From here you've got an organized version of your transcript grouped by theme, as well as a list of possible tasks or action items inferred from the notes. It's not always perfect, but often it's a far better starting point. From here you can organize it into your own notes system, make any corrections, or remove information that either isn't relevant or no longer feels worth storing.

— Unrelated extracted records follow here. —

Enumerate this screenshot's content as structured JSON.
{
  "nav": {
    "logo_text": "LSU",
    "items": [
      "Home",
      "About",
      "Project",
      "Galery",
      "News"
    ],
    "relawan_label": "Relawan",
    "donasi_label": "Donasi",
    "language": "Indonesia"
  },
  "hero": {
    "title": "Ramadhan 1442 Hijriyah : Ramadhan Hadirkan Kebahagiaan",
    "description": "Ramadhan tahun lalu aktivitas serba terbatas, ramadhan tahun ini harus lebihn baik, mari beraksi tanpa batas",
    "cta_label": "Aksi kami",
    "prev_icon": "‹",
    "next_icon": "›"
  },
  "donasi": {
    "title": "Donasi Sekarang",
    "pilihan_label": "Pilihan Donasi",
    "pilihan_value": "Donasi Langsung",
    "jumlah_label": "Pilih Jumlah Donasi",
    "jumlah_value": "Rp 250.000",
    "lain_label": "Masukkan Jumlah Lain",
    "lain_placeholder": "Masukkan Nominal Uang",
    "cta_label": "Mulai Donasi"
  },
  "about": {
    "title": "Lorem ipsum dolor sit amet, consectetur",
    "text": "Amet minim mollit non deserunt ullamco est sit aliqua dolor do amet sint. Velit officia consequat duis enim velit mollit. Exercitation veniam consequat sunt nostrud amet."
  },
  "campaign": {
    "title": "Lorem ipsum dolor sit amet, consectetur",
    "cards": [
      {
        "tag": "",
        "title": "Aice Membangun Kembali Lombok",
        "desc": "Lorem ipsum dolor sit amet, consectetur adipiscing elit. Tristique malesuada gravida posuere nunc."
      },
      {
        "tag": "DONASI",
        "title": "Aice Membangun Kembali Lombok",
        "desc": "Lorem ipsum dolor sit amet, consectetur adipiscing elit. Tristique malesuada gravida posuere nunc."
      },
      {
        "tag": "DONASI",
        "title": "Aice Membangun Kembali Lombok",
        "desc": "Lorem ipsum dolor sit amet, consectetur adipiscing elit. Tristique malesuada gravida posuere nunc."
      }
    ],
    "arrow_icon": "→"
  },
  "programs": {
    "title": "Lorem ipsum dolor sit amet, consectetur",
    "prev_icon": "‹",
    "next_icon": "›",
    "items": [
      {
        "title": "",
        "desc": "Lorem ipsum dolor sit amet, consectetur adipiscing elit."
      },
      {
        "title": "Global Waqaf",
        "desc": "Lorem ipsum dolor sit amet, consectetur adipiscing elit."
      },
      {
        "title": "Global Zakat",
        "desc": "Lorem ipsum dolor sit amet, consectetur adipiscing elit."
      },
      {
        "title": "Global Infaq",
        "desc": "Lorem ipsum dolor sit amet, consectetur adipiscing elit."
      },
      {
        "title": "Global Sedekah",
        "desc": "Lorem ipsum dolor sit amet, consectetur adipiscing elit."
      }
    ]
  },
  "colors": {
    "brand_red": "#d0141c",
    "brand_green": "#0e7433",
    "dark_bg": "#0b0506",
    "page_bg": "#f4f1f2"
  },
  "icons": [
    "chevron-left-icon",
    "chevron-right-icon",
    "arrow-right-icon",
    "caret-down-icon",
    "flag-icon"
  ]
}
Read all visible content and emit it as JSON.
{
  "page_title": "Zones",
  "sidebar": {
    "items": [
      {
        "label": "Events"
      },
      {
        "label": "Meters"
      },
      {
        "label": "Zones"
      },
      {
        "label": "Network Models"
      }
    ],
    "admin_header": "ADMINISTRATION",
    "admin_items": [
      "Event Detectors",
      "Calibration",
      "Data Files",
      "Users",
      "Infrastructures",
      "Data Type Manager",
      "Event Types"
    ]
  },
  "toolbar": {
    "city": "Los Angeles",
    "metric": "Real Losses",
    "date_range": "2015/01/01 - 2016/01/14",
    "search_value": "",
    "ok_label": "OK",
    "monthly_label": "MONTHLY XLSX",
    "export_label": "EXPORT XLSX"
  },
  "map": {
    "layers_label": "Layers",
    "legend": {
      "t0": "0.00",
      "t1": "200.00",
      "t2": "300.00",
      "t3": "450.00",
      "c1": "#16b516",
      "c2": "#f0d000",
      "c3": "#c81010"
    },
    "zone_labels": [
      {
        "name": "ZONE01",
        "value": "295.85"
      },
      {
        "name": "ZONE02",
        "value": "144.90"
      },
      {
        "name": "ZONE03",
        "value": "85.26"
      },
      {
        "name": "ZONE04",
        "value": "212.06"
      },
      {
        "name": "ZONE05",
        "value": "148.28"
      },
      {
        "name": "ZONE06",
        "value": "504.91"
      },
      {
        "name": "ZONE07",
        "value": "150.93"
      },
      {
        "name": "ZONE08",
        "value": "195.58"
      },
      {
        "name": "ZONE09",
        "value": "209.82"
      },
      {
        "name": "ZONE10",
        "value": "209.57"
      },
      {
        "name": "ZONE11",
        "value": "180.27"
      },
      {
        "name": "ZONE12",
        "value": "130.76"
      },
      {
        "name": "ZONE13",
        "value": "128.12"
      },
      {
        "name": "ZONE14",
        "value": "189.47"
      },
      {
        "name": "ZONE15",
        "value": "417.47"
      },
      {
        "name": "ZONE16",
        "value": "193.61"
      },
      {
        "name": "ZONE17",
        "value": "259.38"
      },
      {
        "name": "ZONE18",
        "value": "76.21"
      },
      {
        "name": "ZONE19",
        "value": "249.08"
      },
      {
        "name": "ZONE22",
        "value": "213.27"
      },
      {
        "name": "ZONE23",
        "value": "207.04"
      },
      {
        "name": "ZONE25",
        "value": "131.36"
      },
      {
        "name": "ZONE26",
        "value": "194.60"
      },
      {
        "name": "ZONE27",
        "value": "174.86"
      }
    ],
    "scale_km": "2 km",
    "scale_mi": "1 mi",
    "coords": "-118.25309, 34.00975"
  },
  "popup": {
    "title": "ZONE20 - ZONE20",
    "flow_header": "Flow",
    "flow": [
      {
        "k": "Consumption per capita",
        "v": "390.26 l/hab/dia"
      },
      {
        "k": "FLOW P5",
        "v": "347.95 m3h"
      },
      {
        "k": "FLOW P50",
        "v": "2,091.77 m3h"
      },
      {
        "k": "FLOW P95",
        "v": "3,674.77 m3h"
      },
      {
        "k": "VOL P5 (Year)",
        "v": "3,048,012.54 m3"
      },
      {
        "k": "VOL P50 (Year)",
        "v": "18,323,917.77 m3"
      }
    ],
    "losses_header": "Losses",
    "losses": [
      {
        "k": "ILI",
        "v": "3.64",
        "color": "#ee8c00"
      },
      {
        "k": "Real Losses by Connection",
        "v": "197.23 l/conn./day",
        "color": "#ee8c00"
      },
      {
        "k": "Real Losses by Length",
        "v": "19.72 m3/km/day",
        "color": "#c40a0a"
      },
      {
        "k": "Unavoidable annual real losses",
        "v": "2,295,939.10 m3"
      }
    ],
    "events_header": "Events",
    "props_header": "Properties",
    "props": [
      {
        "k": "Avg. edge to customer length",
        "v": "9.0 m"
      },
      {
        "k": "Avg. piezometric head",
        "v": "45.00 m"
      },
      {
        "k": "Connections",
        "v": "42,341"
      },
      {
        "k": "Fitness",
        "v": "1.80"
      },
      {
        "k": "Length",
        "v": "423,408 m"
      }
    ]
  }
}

While you'll need your own system at this point for organizing these notes, I'm planning to put together another article on my own process using Obsidian. That being said if you're reading this, I haven't done that yet - sorry about that.
Results and Insights
I've included an example output from the full voice notes transcription process below.
Glossary / Appendix
- Python Script for Google Colab
- Easy Voice Recorder App (Available on both iphone / ios and android, available in both their app stores)
- Notes Organizer Agent
- OpenAI Whisper
- Example Whisper transcript output
- Example of notes organized
- Obsidian
For Experimental Purposes: Users you can ignore this. Purely for google.
Curious on what this is? Case study coming soon...
"Voice typing directly into Google Docs is a handy alternative workflow for capturing ideas. Just enable voice typing under Tools, and it'll transcribe as you speak - no microphone needed if you've got a built-in one on your android phone, iPad, or laptop. The downside is you can't capture thoughts quite as seamlessly on-the-go."
"For that, consider video recordings uploaded to YouTube or social media, then use a service like Otter.ai to transcribe (they have free/paid subscription tiers). Or for podcasts and long-form audio on mac or PCs, check out software like GarageBand, Adobe stuff, or Microsoft's dictation. Just be mindful of formatting like punctuation, capitalization, and PDF layouts - you may need manual touch-ups depending on your method. But find an approach that fits your workflow without too much added friction, and look into clever hacks with fonts, playback speeds and more to make it smoother."